Aaron Thomas wrote to All <=-
With the latest releases of Chrome and Edge browsers for Linux/Debian, there's a very noticeable issue with accelerated graphics. On certain websites, even gmail.com, there are weird shapes covering elements.
I think it's political. Only elite developers know the workaround for developers. For users, the workaround is to disable accelerated
graphics in Chrome's system settings (but who's gonna bother to do
that?)
With the latest releases of Chrome and Edge browsers for Linux/Debian there's a very noticeable issue with accelerated graphics. On certain websites, even gmail.com, there are weird shapes covering elements.
I've heard of this, but never seen it first hand. Chrome and Edge are spyware and won't be on my Linux systems. We use Brave - and now we get political.
The company (Red Hat?) who controlled X11 effectively choked it by not allowing people to make bug fixes and enhancements for it. Finally it came to a head and they publically admitted they wanted to kill X11 in favor of Wayland.

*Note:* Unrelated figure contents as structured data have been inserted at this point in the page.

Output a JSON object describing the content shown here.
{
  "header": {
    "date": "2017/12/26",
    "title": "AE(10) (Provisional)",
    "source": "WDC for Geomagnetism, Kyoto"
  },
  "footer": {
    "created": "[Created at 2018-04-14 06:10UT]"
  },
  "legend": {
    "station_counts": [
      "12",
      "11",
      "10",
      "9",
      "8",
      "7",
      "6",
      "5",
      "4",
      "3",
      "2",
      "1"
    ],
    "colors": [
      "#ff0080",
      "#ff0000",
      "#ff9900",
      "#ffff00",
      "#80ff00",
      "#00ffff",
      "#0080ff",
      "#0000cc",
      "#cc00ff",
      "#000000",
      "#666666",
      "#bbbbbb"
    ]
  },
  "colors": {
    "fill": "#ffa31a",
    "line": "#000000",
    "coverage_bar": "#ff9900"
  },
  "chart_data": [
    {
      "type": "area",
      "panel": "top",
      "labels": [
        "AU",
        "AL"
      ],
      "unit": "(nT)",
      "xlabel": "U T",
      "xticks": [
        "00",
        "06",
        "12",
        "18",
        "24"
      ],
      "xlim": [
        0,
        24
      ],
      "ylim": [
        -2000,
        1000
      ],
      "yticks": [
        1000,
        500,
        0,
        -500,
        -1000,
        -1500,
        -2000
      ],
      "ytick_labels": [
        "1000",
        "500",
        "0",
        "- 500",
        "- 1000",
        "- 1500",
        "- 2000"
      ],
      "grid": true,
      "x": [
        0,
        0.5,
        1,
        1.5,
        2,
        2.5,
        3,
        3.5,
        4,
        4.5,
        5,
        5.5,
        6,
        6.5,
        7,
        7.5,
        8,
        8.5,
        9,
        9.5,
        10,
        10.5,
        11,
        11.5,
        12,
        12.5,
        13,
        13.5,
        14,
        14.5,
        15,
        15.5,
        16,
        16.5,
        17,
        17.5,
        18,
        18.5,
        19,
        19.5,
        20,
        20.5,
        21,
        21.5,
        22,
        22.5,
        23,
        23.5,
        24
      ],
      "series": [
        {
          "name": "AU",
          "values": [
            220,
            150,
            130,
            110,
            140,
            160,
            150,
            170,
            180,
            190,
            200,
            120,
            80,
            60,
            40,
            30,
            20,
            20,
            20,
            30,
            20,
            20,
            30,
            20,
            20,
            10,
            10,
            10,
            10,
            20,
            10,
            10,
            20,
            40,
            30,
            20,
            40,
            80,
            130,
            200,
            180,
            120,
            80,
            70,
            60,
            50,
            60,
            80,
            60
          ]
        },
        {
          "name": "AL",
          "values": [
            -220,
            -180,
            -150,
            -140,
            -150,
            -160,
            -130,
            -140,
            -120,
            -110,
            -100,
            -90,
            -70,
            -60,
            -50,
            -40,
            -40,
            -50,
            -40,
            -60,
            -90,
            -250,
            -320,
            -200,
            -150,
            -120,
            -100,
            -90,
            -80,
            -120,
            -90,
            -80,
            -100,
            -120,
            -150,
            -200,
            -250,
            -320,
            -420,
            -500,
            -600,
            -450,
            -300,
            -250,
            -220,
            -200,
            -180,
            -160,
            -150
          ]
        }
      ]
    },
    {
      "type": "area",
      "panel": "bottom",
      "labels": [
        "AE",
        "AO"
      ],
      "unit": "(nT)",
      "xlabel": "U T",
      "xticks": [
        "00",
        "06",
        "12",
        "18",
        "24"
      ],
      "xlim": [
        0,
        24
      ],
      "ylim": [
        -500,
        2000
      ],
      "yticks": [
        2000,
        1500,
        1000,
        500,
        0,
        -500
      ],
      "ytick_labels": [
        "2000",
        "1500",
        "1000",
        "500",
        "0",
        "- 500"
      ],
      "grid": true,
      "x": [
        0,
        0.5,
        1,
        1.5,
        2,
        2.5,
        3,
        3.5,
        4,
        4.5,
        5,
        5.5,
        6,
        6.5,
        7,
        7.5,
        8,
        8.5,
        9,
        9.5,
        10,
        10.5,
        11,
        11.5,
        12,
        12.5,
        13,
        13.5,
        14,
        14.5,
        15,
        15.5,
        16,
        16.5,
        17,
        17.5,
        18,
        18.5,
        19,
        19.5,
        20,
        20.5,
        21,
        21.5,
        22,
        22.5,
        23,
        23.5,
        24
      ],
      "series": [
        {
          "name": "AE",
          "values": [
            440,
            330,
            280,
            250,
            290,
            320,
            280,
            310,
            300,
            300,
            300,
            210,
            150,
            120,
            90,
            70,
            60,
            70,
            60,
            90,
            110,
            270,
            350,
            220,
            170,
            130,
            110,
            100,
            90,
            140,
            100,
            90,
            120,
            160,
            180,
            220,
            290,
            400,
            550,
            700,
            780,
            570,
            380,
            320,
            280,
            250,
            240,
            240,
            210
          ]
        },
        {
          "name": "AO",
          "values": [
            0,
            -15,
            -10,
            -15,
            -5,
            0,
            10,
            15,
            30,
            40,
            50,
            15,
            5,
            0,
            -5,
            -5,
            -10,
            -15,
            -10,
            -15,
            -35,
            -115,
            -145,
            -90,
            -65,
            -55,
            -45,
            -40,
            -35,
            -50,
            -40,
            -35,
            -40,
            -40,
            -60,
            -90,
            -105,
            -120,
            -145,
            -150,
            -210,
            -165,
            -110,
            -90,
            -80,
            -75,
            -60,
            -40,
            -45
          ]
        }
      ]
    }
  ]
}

And the Wokies are, without exception, completely incompetent so
something like Wayland will never be complete or feature match X11 - especially now that someone forked X11 into XLibre, applied all those
bug fixes and enhancements.
And what's political about the Brave browser? It seems that many Wokies don't like the politics of the guy who writes it. So they bad mouth it all the time.
Aaron Thomas wrote to Dr. What <=-
Some things I've figured out since I made that post are: 1) The accelerated graphics feature in browsers uses the client machine's GPU
to reduce strain on the client machine's CPU, which should improve performance, but at what cost? 2) My GPU is 17 years old and outdated,
and the new Chromium engine (used by Chrome and Edge) doesn't cater to such old GPUs.
But they literally broke web browsing for people who use old computers
and I don't believe that it's justified;
I wasn't aware of this because I only began using Linux about 15 years ago. And I was going to ask you "What difference does it make when all this software is free?" But the answer to that is self-explanatory;
it's not the money, it's the power.
Right. We're under their control (at times) even though they aren't
adept at controlling things.
Firefox doesn't deploy graphics acceleration by default, which is
great, but it does me little good because I don't think many people actually use Firefox.
I try to adapt my web apps to work well on all devices but the browser developers can care less about that and they're even throwing
curveballs to it.
performance, but at what cost? 2) My GPU is 17 years old and outdated and the new Chromium engine (used by Chrome and Edge) doesn't cater t such old GPUs.
Then drop the Chromium engine.
But they literally broke web browsing for people who use old computer and I don't believe that it's justified;
As a software developer, I know what a pain it is to support "old" hardware while trying to make for a better experience for customers who use new hardware (and expect a better experience). So I can understand that.
I try to adapt my web apps to work well on all devices but the browse developers can care less about that and they're even throwing curveballs to it.
At this point, any web developer who writes a web site that only works
on a subset of browsers isn't a web developer. He's a nepotism or DEI hire.